At last report, Governor Arnold Schwarzenegger’s signature remained the only formality for the bill to become law, though it actually won’t be fully enforceable until Jan. 1, 2014, based on a prescribed, three-year phase-in period.

Like the Legislature, the vast majority of industry members and others either affected by or interested in the county’s wine fortunes appeared to favor this move.

However, some Sonoma County-based wineries oppose the bill, though their reasons have not been clearly articulated; There will likely be a certain amount of inconvenience and obviously some additional cost involved with label changes, but if they begin now the cost could be distributed over three years.

A strong argument in favor contends that most consumers outside California don’t know where Sonoma County appellations, such as the Alexander, Dry Creek and Russian River valleys, are actually located.

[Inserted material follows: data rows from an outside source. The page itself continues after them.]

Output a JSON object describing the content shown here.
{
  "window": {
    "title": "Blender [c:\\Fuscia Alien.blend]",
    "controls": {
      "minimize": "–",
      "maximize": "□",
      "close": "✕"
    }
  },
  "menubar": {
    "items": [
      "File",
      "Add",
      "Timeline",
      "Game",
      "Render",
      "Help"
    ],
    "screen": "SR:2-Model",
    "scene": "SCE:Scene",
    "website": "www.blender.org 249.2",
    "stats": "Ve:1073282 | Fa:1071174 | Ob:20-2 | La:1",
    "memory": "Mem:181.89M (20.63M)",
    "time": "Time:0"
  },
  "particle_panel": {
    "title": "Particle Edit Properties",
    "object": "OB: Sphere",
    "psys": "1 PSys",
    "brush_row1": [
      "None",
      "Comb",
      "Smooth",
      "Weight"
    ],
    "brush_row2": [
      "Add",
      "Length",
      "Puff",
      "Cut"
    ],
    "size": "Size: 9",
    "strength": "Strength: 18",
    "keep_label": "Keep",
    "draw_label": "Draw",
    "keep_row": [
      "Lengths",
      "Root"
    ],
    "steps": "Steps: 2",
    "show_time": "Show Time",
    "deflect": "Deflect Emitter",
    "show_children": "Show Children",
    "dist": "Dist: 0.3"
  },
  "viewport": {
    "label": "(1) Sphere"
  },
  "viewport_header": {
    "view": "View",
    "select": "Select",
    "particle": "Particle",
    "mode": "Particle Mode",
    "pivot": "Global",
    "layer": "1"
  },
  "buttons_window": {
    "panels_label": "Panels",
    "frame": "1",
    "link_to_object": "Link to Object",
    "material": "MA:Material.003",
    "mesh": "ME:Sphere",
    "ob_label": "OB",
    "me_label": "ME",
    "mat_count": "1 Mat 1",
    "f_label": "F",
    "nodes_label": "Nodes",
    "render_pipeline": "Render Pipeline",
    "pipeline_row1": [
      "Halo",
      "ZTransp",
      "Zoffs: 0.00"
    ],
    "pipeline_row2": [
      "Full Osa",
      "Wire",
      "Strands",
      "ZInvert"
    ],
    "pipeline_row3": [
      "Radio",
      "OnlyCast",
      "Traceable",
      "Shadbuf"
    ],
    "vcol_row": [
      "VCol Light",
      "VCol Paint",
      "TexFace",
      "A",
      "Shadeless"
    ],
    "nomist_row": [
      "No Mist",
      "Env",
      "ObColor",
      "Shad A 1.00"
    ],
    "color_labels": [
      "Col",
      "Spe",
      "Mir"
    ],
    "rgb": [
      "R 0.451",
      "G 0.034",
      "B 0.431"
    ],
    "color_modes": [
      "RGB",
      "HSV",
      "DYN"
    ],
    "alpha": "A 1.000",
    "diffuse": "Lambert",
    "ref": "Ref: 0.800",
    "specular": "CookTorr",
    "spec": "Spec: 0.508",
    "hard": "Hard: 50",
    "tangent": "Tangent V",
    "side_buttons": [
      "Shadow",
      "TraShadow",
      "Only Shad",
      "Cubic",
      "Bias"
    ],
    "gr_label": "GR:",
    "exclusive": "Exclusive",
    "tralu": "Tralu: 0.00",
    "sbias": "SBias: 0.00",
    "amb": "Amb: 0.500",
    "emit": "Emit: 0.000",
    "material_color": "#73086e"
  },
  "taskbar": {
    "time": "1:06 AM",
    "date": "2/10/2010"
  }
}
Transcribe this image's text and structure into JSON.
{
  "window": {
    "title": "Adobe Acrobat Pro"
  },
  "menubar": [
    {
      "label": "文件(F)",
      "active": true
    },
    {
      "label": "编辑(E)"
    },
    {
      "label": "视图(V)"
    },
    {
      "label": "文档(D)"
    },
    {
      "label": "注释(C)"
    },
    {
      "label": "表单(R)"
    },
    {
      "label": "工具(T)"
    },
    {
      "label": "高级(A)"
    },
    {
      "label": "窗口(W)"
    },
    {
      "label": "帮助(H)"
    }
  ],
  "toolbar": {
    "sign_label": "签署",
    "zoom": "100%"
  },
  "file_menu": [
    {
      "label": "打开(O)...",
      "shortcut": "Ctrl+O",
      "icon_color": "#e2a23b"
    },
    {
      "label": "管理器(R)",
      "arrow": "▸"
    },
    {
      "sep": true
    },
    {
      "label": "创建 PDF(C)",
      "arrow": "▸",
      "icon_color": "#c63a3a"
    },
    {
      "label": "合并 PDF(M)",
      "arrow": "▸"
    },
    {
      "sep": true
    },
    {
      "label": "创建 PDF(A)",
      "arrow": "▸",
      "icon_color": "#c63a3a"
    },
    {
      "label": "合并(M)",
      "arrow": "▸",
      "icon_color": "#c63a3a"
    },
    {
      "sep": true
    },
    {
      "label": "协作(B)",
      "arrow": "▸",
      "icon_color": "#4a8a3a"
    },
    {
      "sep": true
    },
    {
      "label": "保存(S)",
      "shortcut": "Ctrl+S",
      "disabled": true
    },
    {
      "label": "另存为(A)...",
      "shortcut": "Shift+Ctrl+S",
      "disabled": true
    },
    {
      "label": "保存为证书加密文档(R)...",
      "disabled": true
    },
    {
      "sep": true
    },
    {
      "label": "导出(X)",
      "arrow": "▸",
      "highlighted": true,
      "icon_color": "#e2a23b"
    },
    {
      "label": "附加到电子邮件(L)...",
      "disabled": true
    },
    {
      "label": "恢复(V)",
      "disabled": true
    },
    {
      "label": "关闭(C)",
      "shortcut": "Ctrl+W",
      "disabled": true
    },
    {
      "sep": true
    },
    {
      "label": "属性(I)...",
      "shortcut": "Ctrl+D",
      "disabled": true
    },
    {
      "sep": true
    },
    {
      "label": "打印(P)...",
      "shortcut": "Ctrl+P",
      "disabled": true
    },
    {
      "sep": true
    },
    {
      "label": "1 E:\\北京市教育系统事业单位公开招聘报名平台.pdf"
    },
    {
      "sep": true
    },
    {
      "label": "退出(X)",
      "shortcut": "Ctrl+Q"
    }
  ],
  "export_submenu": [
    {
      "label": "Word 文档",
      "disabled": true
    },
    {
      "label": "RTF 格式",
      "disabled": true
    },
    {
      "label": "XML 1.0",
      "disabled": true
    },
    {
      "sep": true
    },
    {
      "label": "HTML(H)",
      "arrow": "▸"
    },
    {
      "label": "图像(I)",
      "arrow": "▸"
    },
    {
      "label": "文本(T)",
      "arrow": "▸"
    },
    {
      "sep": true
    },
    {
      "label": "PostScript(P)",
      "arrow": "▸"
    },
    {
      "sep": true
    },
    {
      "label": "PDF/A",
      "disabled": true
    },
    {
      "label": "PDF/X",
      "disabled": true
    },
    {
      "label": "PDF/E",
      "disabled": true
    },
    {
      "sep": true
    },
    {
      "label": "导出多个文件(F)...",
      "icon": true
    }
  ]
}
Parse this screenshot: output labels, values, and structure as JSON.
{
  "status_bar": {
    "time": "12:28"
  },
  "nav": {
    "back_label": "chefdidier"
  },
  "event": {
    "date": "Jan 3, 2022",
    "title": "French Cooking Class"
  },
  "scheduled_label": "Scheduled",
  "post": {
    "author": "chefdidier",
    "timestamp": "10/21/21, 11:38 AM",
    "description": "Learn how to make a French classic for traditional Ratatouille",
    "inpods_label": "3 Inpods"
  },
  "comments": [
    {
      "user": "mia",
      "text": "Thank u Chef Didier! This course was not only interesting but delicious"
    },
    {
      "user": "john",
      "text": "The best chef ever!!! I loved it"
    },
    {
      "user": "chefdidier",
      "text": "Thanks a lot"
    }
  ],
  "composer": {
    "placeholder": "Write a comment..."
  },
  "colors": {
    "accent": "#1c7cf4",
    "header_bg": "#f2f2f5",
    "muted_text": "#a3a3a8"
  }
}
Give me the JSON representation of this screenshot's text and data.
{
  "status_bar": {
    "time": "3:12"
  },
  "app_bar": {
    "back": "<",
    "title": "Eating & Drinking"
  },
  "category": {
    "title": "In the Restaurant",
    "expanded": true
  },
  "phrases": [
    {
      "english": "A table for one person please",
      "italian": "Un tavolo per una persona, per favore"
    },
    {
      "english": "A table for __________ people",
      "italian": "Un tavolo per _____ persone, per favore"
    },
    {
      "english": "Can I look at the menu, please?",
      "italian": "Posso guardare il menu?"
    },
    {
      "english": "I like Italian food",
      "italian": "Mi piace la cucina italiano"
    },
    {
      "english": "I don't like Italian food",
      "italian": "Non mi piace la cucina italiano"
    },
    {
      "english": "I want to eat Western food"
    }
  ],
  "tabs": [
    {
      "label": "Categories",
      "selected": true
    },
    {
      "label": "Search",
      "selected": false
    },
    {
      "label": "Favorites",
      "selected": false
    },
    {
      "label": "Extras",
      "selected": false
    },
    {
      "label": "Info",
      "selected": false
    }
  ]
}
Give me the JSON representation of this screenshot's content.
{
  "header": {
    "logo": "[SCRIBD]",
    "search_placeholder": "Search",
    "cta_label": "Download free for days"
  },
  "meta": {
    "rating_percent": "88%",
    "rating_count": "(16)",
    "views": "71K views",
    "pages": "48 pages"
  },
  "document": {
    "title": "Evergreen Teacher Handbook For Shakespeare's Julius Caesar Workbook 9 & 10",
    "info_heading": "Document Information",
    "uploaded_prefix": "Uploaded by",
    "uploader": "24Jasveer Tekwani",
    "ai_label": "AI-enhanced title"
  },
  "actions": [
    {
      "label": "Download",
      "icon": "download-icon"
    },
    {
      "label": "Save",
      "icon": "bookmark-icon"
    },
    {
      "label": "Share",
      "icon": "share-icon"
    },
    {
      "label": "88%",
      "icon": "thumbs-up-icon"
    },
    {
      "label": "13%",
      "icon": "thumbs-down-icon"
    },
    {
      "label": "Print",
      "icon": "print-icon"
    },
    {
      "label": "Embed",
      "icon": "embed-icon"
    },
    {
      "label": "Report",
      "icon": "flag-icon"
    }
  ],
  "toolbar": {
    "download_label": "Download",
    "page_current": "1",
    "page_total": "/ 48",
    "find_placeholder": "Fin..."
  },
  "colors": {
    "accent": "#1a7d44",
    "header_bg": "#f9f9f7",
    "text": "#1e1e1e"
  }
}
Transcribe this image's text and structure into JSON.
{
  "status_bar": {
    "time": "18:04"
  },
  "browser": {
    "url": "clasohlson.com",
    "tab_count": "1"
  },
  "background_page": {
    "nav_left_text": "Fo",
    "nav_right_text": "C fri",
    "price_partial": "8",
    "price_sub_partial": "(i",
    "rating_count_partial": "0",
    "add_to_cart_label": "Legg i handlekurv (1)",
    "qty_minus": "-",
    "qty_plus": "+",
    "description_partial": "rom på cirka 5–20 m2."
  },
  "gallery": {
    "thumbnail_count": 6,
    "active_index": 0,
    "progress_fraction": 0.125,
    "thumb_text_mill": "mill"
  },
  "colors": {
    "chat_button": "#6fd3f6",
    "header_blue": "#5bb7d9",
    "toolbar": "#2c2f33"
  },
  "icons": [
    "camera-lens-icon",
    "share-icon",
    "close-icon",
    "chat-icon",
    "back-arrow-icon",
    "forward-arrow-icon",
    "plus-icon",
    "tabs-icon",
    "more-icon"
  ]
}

The new labeling law would clarify that lack of knowledge. It’s also informative to know that the Napa, Lodi and Paso Robles growing regions had similar laws put into effect more than 20 years ago.

Interestingly, only one of those three, Lodi, is actually a county. The others are winegrowing regions defined by American Viticultural Area delineations rather than by governmental jurisdictions.

In the case of Sonoma County Vintners, it’s also significant to note that in June, they were awarded a Value-Added Producer grant of $299,638 from the U.S. Dept. of Agriculture to promote Sonoma County wines across the country.

SCV’s press release states: “The awarded funds will be used in several regional and national shared marketing programs and events, including new programs targeting the Generation X and Millennial wine-drinking population and top influencers in the wine trade.

“These programs will benefit wineries and growers across the county, and will be executed in partnership with the wine and tourism organizations in Sonoma County.”

It’s certainly within the realm of possibility that the vintners were motivated to push for the legislation given the potential of receiving this grant. Only 13 organizations in California received funding for the 2010 program.

The question then is why doesn’t every AVA or county in California that thinks the wineries and winegrowers within its boundaries would benefit from such regulation insist on the same thing? After all, there is now plenty of precedent.

And what of us here in Oregon? Right now, a winery that makes a wine from grapes grown within a given AVA has the right to put that AVA on the label but doesn’t have to do so. It has merit as a marketing approach, but it remains an option.

Also, in direct contrast to the new Sonoma County law, as well as the ones preceding it, the Oregon winery does not have to be in that AVA. Here, the concept is to differentiate among places of origin, not where a particular processing facility is located.

One wonders whether or not members of the Oregon wine industry would favor a law requiring wineries to put the AVA on their labels whenever the wine so qualifies.

What if the members of one particular AVA went to Salem, as the Sonoma County Vintners went to Sacramento, to persuade legislators to enact a law just for them?

Oregon may be close to California physically, but in many ways, including wine-wise, it’s worlds apart philosophically. So, would such an idea be beneficial for us? We’ll ask some Oregon wine industry people and get back to you.